Recent innovations in materials and processes have radically changed how stuff is made. There’s not much talk, though, about how stuff is un-made. At best, we ship our old electronics off to the manufacturer and forget about them. What happens next is often a process that’s messy enough to make sausage-making look pretty.

If we want to innovate sustainably, we’re going to have to close the loop on how we un-make the remains of earlier innovation cycles. That’s not happening as well as it could now. Part of the reason this happens, I suspect, is because the fabrication of new technologies is proprietary information, and therefore recyclers don’t know how to un-make stuff safely and cost effectively. They have to trade off one for the other. But what if electronics came with a list of ingredients, so that recyclers could safely and cost-effectively un-make things? What if all the plans for making a thing were online, so that you knew how it was made, and how to un-make it?

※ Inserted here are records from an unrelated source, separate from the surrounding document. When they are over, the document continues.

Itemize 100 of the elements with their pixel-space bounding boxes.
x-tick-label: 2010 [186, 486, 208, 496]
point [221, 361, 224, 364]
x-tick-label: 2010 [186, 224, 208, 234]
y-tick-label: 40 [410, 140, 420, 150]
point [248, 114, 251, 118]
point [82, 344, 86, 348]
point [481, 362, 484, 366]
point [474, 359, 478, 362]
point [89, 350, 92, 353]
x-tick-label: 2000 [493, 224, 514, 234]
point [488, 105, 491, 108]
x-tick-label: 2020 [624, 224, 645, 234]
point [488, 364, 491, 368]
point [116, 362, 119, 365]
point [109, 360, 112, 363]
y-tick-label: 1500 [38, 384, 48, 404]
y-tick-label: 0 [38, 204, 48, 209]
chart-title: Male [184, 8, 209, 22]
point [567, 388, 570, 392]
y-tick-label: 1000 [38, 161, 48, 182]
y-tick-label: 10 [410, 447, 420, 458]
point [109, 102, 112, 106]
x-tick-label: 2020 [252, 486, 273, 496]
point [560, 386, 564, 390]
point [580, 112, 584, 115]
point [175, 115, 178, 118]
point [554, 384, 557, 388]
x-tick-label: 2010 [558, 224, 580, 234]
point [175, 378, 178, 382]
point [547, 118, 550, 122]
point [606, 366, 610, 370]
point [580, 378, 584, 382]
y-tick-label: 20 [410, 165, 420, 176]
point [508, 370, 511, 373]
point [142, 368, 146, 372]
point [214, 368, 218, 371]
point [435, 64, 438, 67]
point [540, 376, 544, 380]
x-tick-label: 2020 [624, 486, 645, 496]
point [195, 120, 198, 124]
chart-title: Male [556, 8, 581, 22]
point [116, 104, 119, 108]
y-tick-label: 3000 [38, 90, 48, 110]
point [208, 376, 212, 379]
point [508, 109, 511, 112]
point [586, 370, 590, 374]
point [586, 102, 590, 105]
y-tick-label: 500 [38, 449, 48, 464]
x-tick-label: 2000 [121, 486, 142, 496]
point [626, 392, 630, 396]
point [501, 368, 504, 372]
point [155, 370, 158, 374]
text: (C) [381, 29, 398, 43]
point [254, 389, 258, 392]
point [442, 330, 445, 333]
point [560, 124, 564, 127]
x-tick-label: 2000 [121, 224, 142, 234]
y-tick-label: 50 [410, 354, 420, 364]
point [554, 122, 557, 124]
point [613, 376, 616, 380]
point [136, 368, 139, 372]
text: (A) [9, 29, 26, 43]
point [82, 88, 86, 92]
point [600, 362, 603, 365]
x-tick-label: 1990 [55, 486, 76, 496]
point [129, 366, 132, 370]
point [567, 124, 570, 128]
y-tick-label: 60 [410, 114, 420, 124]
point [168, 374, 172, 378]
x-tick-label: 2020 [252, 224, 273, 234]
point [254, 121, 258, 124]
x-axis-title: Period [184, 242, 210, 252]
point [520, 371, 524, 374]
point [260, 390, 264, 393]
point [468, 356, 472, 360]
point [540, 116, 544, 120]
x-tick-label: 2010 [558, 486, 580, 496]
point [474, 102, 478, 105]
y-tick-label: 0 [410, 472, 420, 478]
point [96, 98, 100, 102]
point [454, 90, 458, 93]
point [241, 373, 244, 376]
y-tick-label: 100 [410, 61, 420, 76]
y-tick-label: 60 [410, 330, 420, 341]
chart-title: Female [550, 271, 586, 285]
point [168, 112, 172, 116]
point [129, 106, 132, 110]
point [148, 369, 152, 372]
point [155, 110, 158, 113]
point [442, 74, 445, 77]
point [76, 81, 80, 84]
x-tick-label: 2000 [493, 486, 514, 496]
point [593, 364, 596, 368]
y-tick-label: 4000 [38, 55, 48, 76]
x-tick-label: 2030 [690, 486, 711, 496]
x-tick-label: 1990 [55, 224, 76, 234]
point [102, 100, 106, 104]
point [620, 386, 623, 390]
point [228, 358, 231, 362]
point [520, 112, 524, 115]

In “Shaping Things”, Bruce Sterling put forth the idea that we could think of disposal and reuse of goods as an information design problem. Drawing on the work of entrepreneurs like Ray Anderson, many interaction design programs have begin teaching service design, thinking about the things we make not as goods to be bought, but as services to be leased. I’d like to propose that we also think about the end of our things’ lives as part of the process of making things. In this talk, I’ll look at some assumptions about how we make interactive things individually and at scale, and propose a few places we might begin making changes.

Speaker's Bio

Tom Igoe is an Associate Arts Professor at the ITP in the Tisch School of the Arts at NYU. He teaches courses and workshops in physical computing and networking, exploring ways to allow digital technologies to sense and respond to a wider range of human physical expression. Coming from a background in theatre, his past work has centered on physical interaction related to live performance and public space. Current research focuses on ecologically sustainable practices in technology development and how open hardware development can contribute to that.

Igoe has written two books on physical computing: Physical Computing: Sensing and Controlling the Physical World with Computers, co-authored with Dan O'Sullivan, and Making Things Talk. Both have been adopted by digital art and design programs around the world. He is a regular contributor to MAKE magazine on the subject as well.

He has consulted for HBO, The American Museum of the Moving Image, EAR Studio, Diller + Scofidio Architects, Eos Orchestra, and others. He is a collaborator on the Arduino open source microcontroller project. He hopes someday to work with monkeys, as well.